When you launch a new brand at your bank or credit union, all the glitz and glamour of the kickoff party and initial training feels pretty good (especially if you’re a former marketer like me). I remember the feeling well.

I also well remember that the “new car smell” of the brand didn’t last for long. That’s not to say your brand still isn’t cool, vital and relevant after roll-out. Far from it. However, the real work in branding comes not so much before or during the launch but after the launch.

Enforcing branding is tough

It’s in the days, weeks, months and years after the launch of a new brand that the real labor comes into play. As a brand leader at your bank or credit union, it is your responsibility to reinforce (and sometimes enforce) brand standards. This means you won’t always be the most popular person at your financial institution. During spot-checks for brand adherence at branches, I was regularly referred to as not-so-nice names by staff. I had to grow a thick skin and so will you.

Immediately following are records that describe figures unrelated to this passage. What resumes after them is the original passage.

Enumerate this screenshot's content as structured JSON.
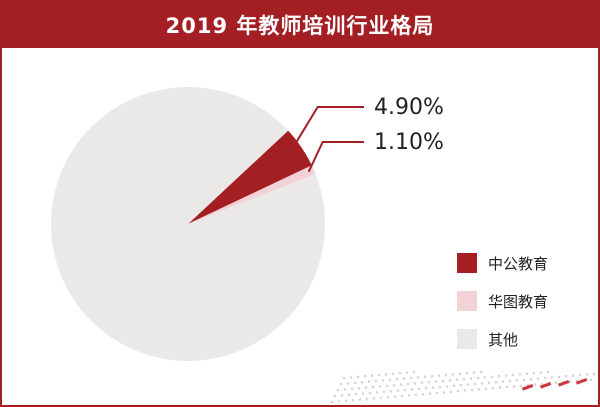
{
  "colors": {
    "accent": "#a31f24",
    "slice_zhonggong": "#a31f24",
    "slice_huatu": "#f2d2d5",
    "slice_other": "#ebe8e8"
  },
  "chart_data": {
    "type": "pie",
    "title": "2019 年教师培训行业格局",
    "labels": [
      "中公教育",
      "华图教育",
      "其他"
    ],
    "values": [
      4.9,
      1.1,
      94.0
    ],
    "data_labels": [
      "4.90%",
      "1.10%",
      ""
    ],
    "legend": [
      "中公教育",
      "华图教育",
      "其他"
    ],
    "legend_position": "bottom-right"
  }
}
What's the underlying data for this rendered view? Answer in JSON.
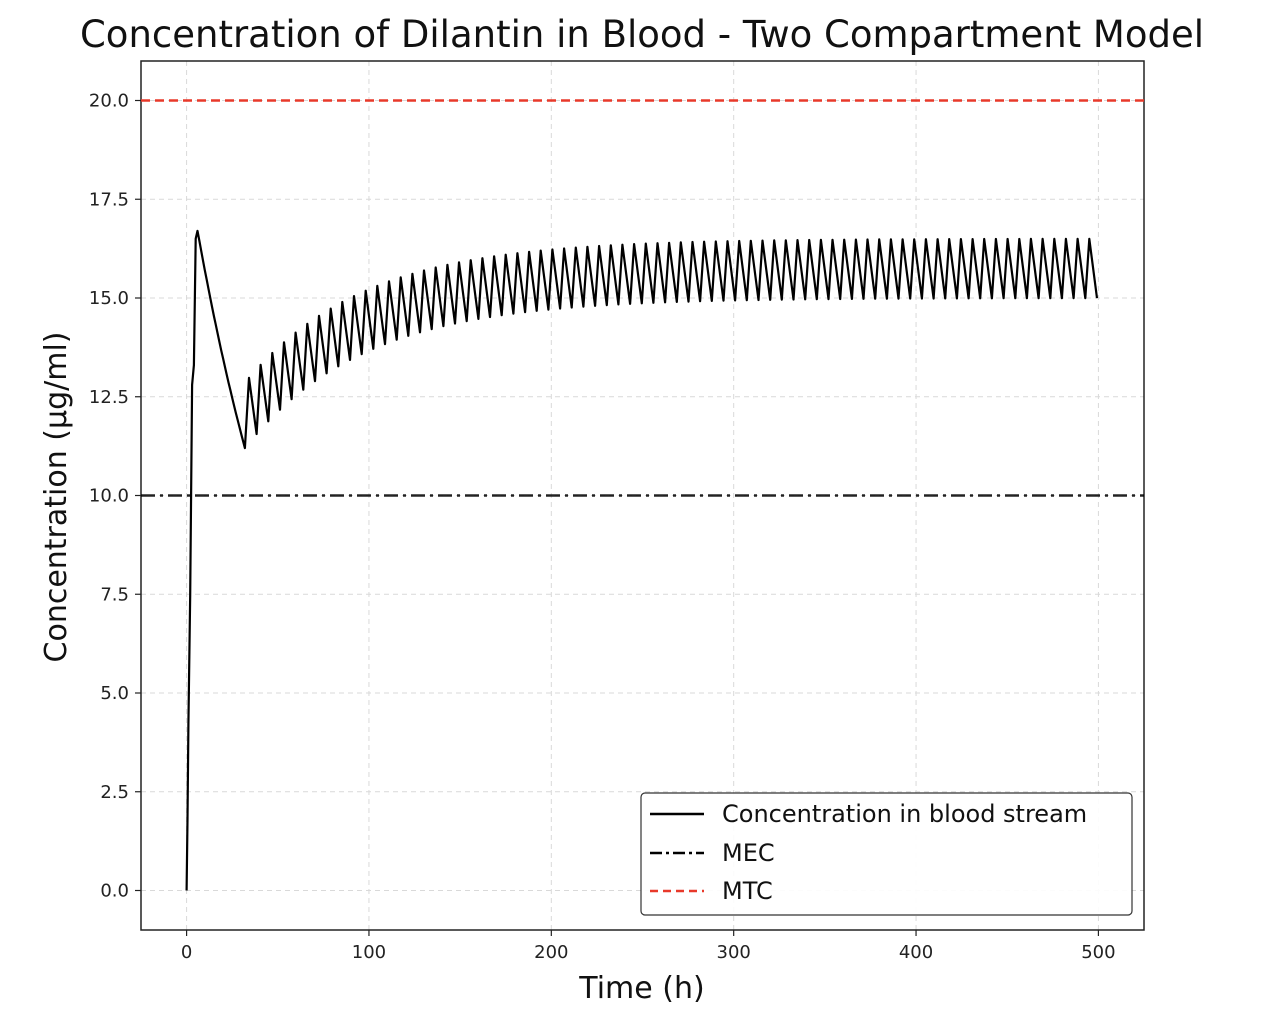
{
  "chart_data": {
    "type": "line",
    "title": "Concentration of Dilantin in Blood - Two Compartment Model",
    "xlabel": "Time (h)",
    "ylabel": "Concentration (μg/ml)",
    "xlim": [
      -25,
      525
    ],
    "ylim": [
      -1,
      21
    ],
    "xticks": [
      0,
      100,
      200,
      300,
      400,
      500
    ],
    "xtick_labels": [
      "0",
      "100",
      "200",
      "300",
      "400",
      "500"
    ],
    "yticks": [
      0,
      2.5,
      5,
      7.5,
      10,
      12.5,
      15,
      17.5,
      20
    ],
    "ytick_labels": [
      "0.0",
      "2.5",
      "5.0",
      "7.5",
      "10.0",
      "12.5",
      "15.0",
      "17.5",
      "20.0"
    ],
    "grid": true,
    "legend_position": "lower right",
    "dosing": {
      "loading_phase_hours": [
        0,
        1,
        2,
        3,
        4
      ],
      "loading_peak": 16.7,
      "loading_peak_time": 6,
      "first_trough": 11.2,
      "first_trough_time": 32,
      "maintenance_interval_hours": 6.4,
      "steady_state_peak": 16.5,
      "steady_state_trough": 15.0,
      "end_time": 500,
      "end_value": 16.1
    },
    "series": [
      {
        "name": "Concentration in blood stream",
        "color": "#000000",
        "style": "solid",
        "summary": {
          "initial": 0.0,
          "max": 16.7,
          "min_after_loading": 11.2,
          "steady_state_range": [
            15.0,
            16.5
          ]
        }
      },
      {
        "name": "MEC",
        "color": "#000000",
        "style": "dashdot",
        "y": 10.0
      },
      {
        "name": "MTC",
        "color": "#e8392a",
        "style": "dashed",
        "y": 20.0
      }
    ]
  }
}
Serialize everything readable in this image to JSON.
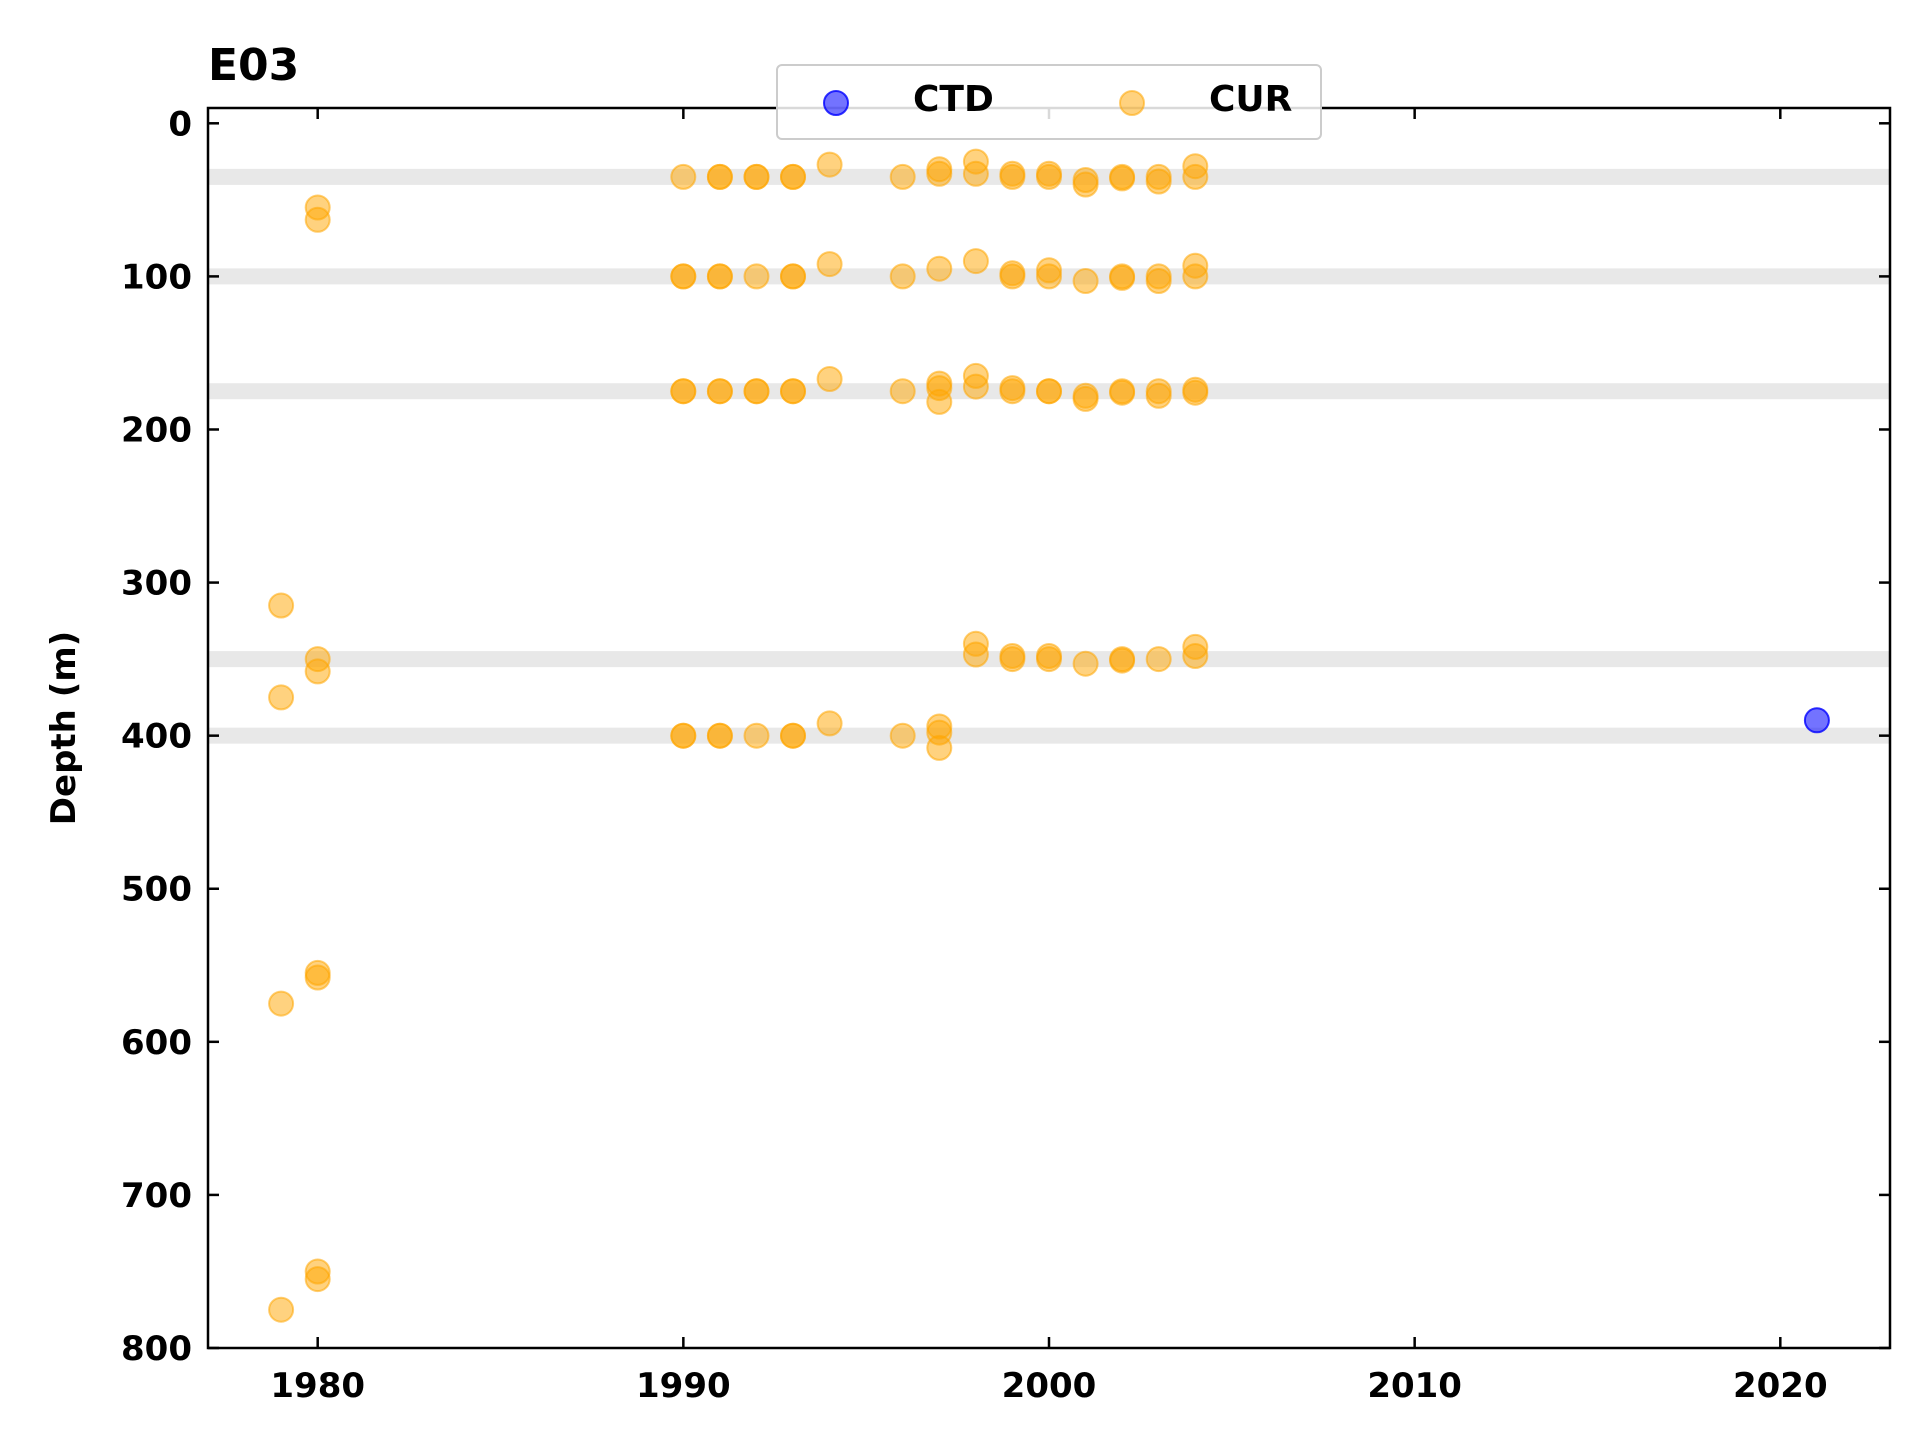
{
  "chart_data": {
    "type": "scatter",
    "title": "E03",
    "xlabel": "",
    "ylabel": "Depth (m)",
    "xlim": [
      1977,
      2023
    ],
    "ylim": [
      800,
      -10
    ],
    "y_inverted": true,
    "x_ticks": [
      "1980",
      "1990",
      "2000",
      "2010",
      "2020"
    ],
    "y_ticks": [
      "0",
      "100",
      "200",
      "300",
      "400",
      "500",
      "600",
      "700",
      "800"
    ],
    "grid": false,
    "legend": {
      "placement": "top-center",
      "columns": 2
    },
    "reference_depth_bands": [
      35,
      100,
      175,
      350,
      400
    ],
    "colors": {
      "CTD": "#0000ff",
      "CUR": "#ffa500",
      "band": "#d9d9d9"
    },
    "series": [
      {
        "name": "CTD",
        "color": "#0000ff",
        "points": [
          {
            "x": 2021,
            "y": 390
          }
        ]
      },
      {
        "name": "CUR",
        "color": "#ffa500",
        "points": [
          {
            "x": 1979,
            "y": 315
          },
          {
            "x": 1979,
            "y": 375
          },
          {
            "x": 1979,
            "y": 575
          },
          {
            "x": 1979,
            "y": 775
          },
          {
            "x": 1980,
            "y": 55
          },
          {
            "x": 1980,
            "y": 63
          },
          {
            "x": 1980,
            "y": 350
          },
          {
            "x": 1980,
            "y": 358
          },
          {
            "x": 1980,
            "y": 555
          },
          {
            "x": 1980,
            "y": 558
          },
          {
            "x": 1980,
            "y": 750
          },
          {
            "x": 1980,
            "y": 755
          },
          {
            "x": 1990,
            "y": 35
          },
          {
            "x": 1990,
            "y": 100
          },
          {
            "x": 1990,
            "y": 100
          },
          {
            "x": 1990,
            "y": 175
          },
          {
            "x": 1990,
            "y": 175
          },
          {
            "x": 1990,
            "y": 400
          },
          {
            "x": 1990,
            "y": 400
          },
          {
            "x": 1991,
            "y": 35
          },
          {
            "x": 1991,
            "y": 35
          },
          {
            "x": 1991,
            "y": 100
          },
          {
            "x": 1991,
            "y": 100
          },
          {
            "x": 1991,
            "y": 175
          },
          {
            "x": 1991,
            "y": 175
          },
          {
            "x": 1991,
            "y": 400
          },
          {
            "x": 1991,
            "y": 400
          },
          {
            "x": 1992,
            "y": 35
          },
          {
            "x": 1992,
            "y": 35
          },
          {
            "x": 1992,
            "y": 100
          },
          {
            "x": 1992,
            "y": 175
          },
          {
            "x": 1992,
            "y": 175
          },
          {
            "x": 1992,
            "y": 400
          },
          {
            "x": 1993,
            "y": 35
          },
          {
            "x": 1993,
            "y": 35
          },
          {
            "x": 1993,
            "y": 100
          },
          {
            "x": 1993,
            "y": 100
          },
          {
            "x": 1993,
            "y": 175
          },
          {
            "x": 1993,
            "y": 175
          },
          {
            "x": 1993,
            "y": 400
          },
          {
            "x": 1993,
            "y": 400
          },
          {
            "x": 1994,
            "y": 27
          },
          {
            "x": 1994,
            "y": 92
          },
          {
            "x": 1994,
            "y": 167
          },
          {
            "x": 1994,
            "y": 392
          },
          {
            "x": 1996,
            "y": 35
          },
          {
            "x": 1996,
            "y": 100
          },
          {
            "x": 1996,
            "y": 175
          },
          {
            "x": 1996,
            "y": 400
          },
          {
            "x": 1997,
            "y": 30
          },
          {
            "x": 1997,
            "y": 33
          },
          {
            "x": 1997,
            "y": 95
          },
          {
            "x": 1997,
            "y": 170
          },
          {
            "x": 1997,
            "y": 173
          },
          {
            "x": 1997,
            "y": 182
          },
          {
            "x": 1997,
            "y": 394
          },
          {
            "x": 1997,
            "y": 398
          },
          {
            "x": 1997,
            "y": 408
          },
          {
            "x": 1998,
            "y": 25
          },
          {
            "x": 1998,
            "y": 33
          },
          {
            "x": 1998,
            "y": 90
          },
          {
            "x": 1998,
            "y": 165
          },
          {
            "x": 1998,
            "y": 172
          },
          {
            "x": 1998,
            "y": 340
          },
          {
            "x": 1998,
            "y": 347
          },
          {
            "x": 1999,
            "y": 33
          },
          {
            "x": 1999,
            "y": 35
          },
          {
            "x": 1999,
            "y": 98
          },
          {
            "x": 1999,
            "y": 100
          },
          {
            "x": 1999,
            "y": 173
          },
          {
            "x": 1999,
            "y": 175
          },
          {
            "x": 1999,
            "y": 348
          },
          {
            "x": 1999,
            "y": 350
          },
          {
            "x": 2000,
            "y": 33
          },
          {
            "x": 2000,
            "y": 35
          },
          {
            "x": 2000,
            "y": 96
          },
          {
            "x": 2000,
            "y": 100
          },
          {
            "x": 2000,
            "y": 175
          },
          {
            "x": 2000,
            "y": 175
          },
          {
            "x": 2000,
            "y": 348
          },
          {
            "x": 2000,
            "y": 350
          },
          {
            "x": 2001,
            "y": 37
          },
          {
            "x": 2001,
            "y": 40
          },
          {
            "x": 2001,
            "y": 103
          },
          {
            "x": 2001,
            "y": 178
          },
          {
            "x": 2001,
            "y": 180
          },
          {
            "x": 2001,
            "y": 353
          },
          {
            "x": 2002,
            "y": 35
          },
          {
            "x": 2002,
            "y": 36
          },
          {
            "x": 2002,
            "y": 100
          },
          {
            "x": 2002,
            "y": 101
          },
          {
            "x": 2002,
            "y": 175
          },
          {
            "x": 2002,
            "y": 176
          },
          {
            "x": 2002,
            "y": 350
          },
          {
            "x": 2002,
            "y": 351
          },
          {
            "x": 2003,
            "y": 35
          },
          {
            "x": 2003,
            "y": 38
          },
          {
            "x": 2003,
            "y": 100
          },
          {
            "x": 2003,
            "y": 103
          },
          {
            "x": 2003,
            "y": 175
          },
          {
            "x": 2003,
            "y": 178
          },
          {
            "x": 2003,
            "y": 350
          },
          {
            "x": 2004,
            "y": 28
          },
          {
            "x": 2004,
            "y": 35
          },
          {
            "x": 2004,
            "y": 93
          },
          {
            "x": 2004,
            "y": 100
          },
          {
            "x": 2004,
            "y": 174
          },
          {
            "x": 2004,
            "y": 176
          },
          {
            "x": 2004,
            "y": 342
          },
          {
            "x": 2004,
            "y": 348
          }
        ]
      }
    ]
  }
}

Working as the brand enforcer, you’ll have to take a stand when it comes to sticking to what the brand represents. If you let little things (homemade marketing collateral, dress code violations, deviations from the consumer engagement plan, etc.) happen, your brand will slowly erode. It’s kind of like the loose string on a sweater we’ve all had. If you don’t snip that string and mend the ravel quickly, it can fall apart. The same principle applies to your brand.

Yes, you’re going to have to correct dress code no-no’s to the brand. And yes, you’re going to have to monitor that homemade brand collateral we all love/loathe so much. It’s true, you’re going to have to listen to how your staff interacts with each other and your consumers in order to ensure brand standards are upheld.

Again, this won’t always make you the most popular person in your financial institution neighborhood. And that’s okay. Much like being a mom or dad, the goal of a brand enforcer is really not so much being a friend as it is being a parent/caregiver. And if you care about the brand your bank or credit union has labored to create and launch, you’ll do the right thing by it which sometimes means making unpopular but important decisions to protect it.